Treize métaux lourds. Du mercure, de l’arsenic, de l’aluminium, de l’antimoine, du cadmium, du césium, du chrome, du cobalt, de l’étain, du nickel, du plomb et du vanadium ont été retrouvés dans les cheveux, l’urine et le sang des femmes enceintes, selon une étude inédite publiée mardi par Santé Publique France (ex-Institut de veille sanitaire). Entre 91% (pour le mercure) et 100% (pour l’arsenic, le plomb et le cobalt) des plus de 4.000 futures mamans soumises à l’étude sont ainsi "sur-imprégnées" de ces métaux lourds, selon l’étude. Y a-t-il matière à s’inquiéter ? Si les doses restent faibles dans la très grande majorité des cas, les chercheurs en appellent tout de même à la prudence, notamment sur l’alimentation.
Ces métaux sont-ils dangereux pour la santé ?
Comme le rappellent les chercheurs, tous ces métaux sont "cancérogènes ou suspectés d’être des perturbateurs endocriniens". L’Anses, l’Agence nationale de sécurité sanitaire de l’alimentation, de l’environnement et du travail, ne dit pas autre chose : ces métaux sont suspectés d’avoir des répercussions sur la grossesse (prématurité, malformations congénitales) et sur le développement de l’enfant (atteintes du système reproducteur, du métabolisme, du développement psychomoteur et intellectuel etc). Toutefois, l’étude publiée mardi indique que les taux sont très faibles, dans la moyenne des pays européens. Moins de 1% des femmes qui ont participé à l’étude ont un taux de métaux lourds dans le sang qui dépasse les seuils européens, au-dessus desquels le danger est avéré.
Pour autant, cela ne veut pas dire que tout risque est écarté. La littérature scientifique est en effet très incomplète, notamment sur l’effet "cocktail". En clair, si les dangers sont connus pour chacun de ces métaux pris individuellement, ils le sont beaucoup moins lorsque l’organisme est confronté à la présence de toutes ces substances en même temps. "Il est encore trop tôt pour mesurer les effets sanitaires sur les enfants", indique l’une des auteurs de l’étude de Santé Publique France, Clémence Fillol, dans Le Monde.
En outre, les taux de présence de ces métaux lourds risquent d’évoluer à l’avenir, si rien n’est fait pour changer nos modes de consommations et pour lutter contre la pollution de la mer. Car cette "surimprégnation" de métaux lourds trouverait en effet "une explication dans la consommation plus élevée de produits de la mer", explique Santé Publique France.

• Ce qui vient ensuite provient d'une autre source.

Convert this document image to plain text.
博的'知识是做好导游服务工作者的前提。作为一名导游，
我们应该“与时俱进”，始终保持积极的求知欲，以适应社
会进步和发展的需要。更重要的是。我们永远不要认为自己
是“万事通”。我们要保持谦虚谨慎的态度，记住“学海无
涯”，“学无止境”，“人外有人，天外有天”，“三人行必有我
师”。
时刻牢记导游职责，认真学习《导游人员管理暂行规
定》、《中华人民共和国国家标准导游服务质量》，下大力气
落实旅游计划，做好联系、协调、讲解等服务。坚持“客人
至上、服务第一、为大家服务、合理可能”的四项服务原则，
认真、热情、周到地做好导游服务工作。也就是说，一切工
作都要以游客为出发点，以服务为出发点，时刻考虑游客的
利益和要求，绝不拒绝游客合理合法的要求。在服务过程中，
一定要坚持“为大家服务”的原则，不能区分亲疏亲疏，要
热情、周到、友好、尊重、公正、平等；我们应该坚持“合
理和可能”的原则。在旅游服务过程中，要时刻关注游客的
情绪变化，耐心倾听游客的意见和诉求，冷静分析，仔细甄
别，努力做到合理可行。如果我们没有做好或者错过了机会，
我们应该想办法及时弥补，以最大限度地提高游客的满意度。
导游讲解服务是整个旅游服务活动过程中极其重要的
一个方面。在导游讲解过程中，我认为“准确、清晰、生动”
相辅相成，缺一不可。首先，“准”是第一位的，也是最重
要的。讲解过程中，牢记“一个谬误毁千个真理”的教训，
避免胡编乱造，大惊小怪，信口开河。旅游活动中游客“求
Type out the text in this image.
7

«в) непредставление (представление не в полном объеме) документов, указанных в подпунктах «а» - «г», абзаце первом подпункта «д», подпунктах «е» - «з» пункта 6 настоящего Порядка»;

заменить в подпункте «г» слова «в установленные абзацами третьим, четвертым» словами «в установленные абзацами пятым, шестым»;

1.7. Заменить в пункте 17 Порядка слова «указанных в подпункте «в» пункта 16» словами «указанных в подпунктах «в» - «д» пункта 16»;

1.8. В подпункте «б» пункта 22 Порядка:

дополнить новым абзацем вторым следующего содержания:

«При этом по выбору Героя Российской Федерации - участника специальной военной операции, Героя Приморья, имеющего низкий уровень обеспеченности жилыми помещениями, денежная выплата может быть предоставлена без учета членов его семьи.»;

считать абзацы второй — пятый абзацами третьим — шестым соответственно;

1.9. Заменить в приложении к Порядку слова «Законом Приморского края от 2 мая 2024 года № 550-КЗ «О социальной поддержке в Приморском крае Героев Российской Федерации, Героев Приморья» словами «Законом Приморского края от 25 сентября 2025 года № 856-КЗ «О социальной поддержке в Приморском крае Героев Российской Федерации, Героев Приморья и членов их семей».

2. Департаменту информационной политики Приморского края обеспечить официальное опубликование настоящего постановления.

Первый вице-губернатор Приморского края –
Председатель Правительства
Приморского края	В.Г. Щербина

Faut-il donc limiter sa consommation de poisson ?
En réaction, l’Anses prépare même de nouvelles recommandations pour l’année prochaine. Aujourd’hui, il est déjà conseillé de ne pas consommer plus de deux poissons par semaine, dont un poisson gras. Car tous les poissons ne se valent pas. Requins, lamproies, marlins et sikis (une variété de requin) sont déjà fortement décommandés aux femmes enceintes et allaitantes, en raison de leur forte teneur en métaux lourds. Les poissons crus et les huitres sont aussi à proscrire pour les futures mamans, en raison du risque de listériose notamment. Espadon, raie blanche, thon et flétan sont également à consommer avec modération, et cela est valable pour chaque consommateur.
Maquereaux, dorades, anchois, sardines et hareng sont en revanche considérés comme plus sains. "Ces petits poissons bleus se nourrissent de plancton et ne vivent pas longtemps car ils sont vites mangés par les plus gros. Ils n’ont donc pas le temps d’accumuler beaucoup de polluants", indique au Parisien Corinne Cheval, diététicienne nutritionniste. Idem pour les crevettes.
Les spécialistes alertent toutefois sur le fait de ne pas bannir définitivement les produits de la mer. Riches en Omega 3, ils sont nécessaires pour le développement cérébral de l’enfant. "C’est une question très difficile. On trouve beaucoup de mercure dans les gros poissons en bout de chaîne alimentaire comme le thon et l’espadon, et en même temps, les bienfaits du poisson sont très importants", insiste dans Le Monde Barbara Demeneix (CNRS-Muséum national d’histoire naturelle), auteure de Cocktail toxique. Comment les perturbateurs endocriniens empoisonnent notre cerveau. Et de poursuivre : "Les poissons de mer contiennent du sélénium [un élément], qui est utile pour activer l’hormone thyroïdienne et neutraliser le mercure en le complexant chimiquement". En clair, les futures mamans doivent conserver une consommation limitée. Et privilégiez les petits poissons gras.